Last week I touched on one question I hear often, "So what?... what is the policy relevance of measuring happiness".
This week I turn to another: "This is all well and good for a developed country, but we have more pressing concerns in the South"
This was the focus of Johannes's post "Progress for All" here on this blog on 21 January. So let me add my support to what he said because I don't think we can say this enough at the moment.

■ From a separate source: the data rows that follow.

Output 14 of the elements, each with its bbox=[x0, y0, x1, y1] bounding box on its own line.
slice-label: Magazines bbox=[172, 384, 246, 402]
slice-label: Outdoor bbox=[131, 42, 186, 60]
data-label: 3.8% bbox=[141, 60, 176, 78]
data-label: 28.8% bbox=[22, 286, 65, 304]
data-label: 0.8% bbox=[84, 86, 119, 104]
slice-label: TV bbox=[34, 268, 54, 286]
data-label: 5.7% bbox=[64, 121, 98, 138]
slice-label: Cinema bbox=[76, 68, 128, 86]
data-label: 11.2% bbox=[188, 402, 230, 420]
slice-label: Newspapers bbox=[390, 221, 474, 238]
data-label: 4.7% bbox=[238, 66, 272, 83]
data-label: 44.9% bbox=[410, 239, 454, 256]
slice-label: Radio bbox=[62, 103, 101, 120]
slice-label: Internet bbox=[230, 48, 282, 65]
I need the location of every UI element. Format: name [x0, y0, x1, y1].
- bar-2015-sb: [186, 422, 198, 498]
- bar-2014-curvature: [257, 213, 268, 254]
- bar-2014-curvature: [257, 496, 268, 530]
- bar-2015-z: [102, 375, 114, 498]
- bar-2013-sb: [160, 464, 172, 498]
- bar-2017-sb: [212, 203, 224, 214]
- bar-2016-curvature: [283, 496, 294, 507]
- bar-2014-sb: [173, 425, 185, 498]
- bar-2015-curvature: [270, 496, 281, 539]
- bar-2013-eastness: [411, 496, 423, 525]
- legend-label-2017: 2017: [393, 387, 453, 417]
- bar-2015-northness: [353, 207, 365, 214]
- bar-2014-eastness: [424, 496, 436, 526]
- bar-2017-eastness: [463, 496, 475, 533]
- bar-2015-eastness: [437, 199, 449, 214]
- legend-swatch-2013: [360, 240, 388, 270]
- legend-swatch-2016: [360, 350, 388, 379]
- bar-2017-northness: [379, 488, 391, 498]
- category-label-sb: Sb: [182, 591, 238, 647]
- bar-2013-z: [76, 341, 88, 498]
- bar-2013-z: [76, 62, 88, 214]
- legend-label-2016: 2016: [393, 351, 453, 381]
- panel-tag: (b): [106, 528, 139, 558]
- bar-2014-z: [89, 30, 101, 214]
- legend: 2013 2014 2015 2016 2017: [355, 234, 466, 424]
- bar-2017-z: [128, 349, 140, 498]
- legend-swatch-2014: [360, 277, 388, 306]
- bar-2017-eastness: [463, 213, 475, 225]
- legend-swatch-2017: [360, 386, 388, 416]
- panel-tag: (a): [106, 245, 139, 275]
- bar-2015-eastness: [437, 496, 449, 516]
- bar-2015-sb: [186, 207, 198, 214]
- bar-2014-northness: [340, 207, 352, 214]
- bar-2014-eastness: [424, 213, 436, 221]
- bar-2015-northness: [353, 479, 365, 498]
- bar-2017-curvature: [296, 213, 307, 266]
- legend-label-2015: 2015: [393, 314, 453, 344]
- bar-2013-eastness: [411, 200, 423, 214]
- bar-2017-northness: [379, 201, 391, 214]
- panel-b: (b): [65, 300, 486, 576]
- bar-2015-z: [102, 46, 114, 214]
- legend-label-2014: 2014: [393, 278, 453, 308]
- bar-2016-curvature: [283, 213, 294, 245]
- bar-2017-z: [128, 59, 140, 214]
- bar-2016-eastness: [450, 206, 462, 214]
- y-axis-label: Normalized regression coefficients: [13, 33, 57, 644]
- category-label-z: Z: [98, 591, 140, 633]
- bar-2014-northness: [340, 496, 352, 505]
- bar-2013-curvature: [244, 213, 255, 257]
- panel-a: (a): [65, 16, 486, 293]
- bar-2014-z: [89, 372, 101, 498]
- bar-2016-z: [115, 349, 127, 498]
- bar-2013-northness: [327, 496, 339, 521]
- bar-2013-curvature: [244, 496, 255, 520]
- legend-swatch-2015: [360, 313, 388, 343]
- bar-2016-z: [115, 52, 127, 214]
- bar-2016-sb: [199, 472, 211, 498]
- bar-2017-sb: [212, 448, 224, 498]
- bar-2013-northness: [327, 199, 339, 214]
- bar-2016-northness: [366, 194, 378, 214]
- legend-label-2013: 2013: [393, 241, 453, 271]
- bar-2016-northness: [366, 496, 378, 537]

Two years ago this week I was in Addis Ababa (or Addis Abeba if you wish) at a big African statistics conference. I was talking to a bunch of Africa's most senior statisticians about the Global Project on Measuring the Progress of Societies, and trying to encourage Africa to take part. I gave my usual talk and I could tell that although the audience was mostly still awake, their minds were elsewhere and they remained unconvinced about what I was saying. Luckily, I could pass the microphone to a colleague. It was her first time in Africa, her first time out of Europe in fact, and she had been working on measuring progress for all of 2 days. But her fresh enthusiasm for the ideas we were talking about, and for Africa, were evident and the audience took notice.
She explained that she had not known what to expect from her first visit to Africa, and that she had been struck by the friendliness of people, and their happiness in the face of obvious adversity. The smiling streets of Addis were all very different from the frozen faces on the Paris Metro (and yes, line 13 remains awful in case you were wondering ... but I can now cope because I have bought my ticket to Costa Rica!). "Wouldn't it be a pity" she said "if this spirit was lost in the quest for development?".
I could see the symbolic lightbulbs shining over the collective statisticians. All of a sudden they became engaged, and the conversation started to flow among them, while I listened (and also made a mental note of stealing this particular script and using it myself if I was ever invited back).
Yes, Africa has some terrible hardships to battle. And yes, the people aspire to western levels of income, life expectancy and so on. But there are also some aspects of African life that we, in the 'developed' west often seem relatively impoverished in. Strong family ties, broader notions of social capital and so on. Perhaps these things are a hindrance to "development", perhaps they can be an asset. I really don't know. But it would be a great pity if one morning in 10 or 20 years hence, the people of Addis wake up to find they have a Starbucks on every corner, and a plasma TV in every house, but have unwittingly lost some of the richness of being African, because they had not realised they were losing it.
We manage what we measure, so it is important that people in all countries, rich and poor, measure the things that matter. Perhaps the people of a developing country will decide that they are willing to care a little less about their extended family in exchange for a higher GDP per capita. Perhaps they won't. But what is certain is that they may not even know there is a choice to be made until it is too late, unless they have the evidence in front of them. Too often, it seems to me, the conversation about 'development' spends rather too much time on getting the policies right, without asking the more fundamental question "what does development mean?". I suspect I am not alone in thinking that the answer is rather more complicated than " becoming more like us Westerners". At least I hope I am not alone in thinking that.
So no, measuring progress is not a luxury. Its a necessity, and it is more important than anywhere than in countries that are changing, or likely to change, rapidly.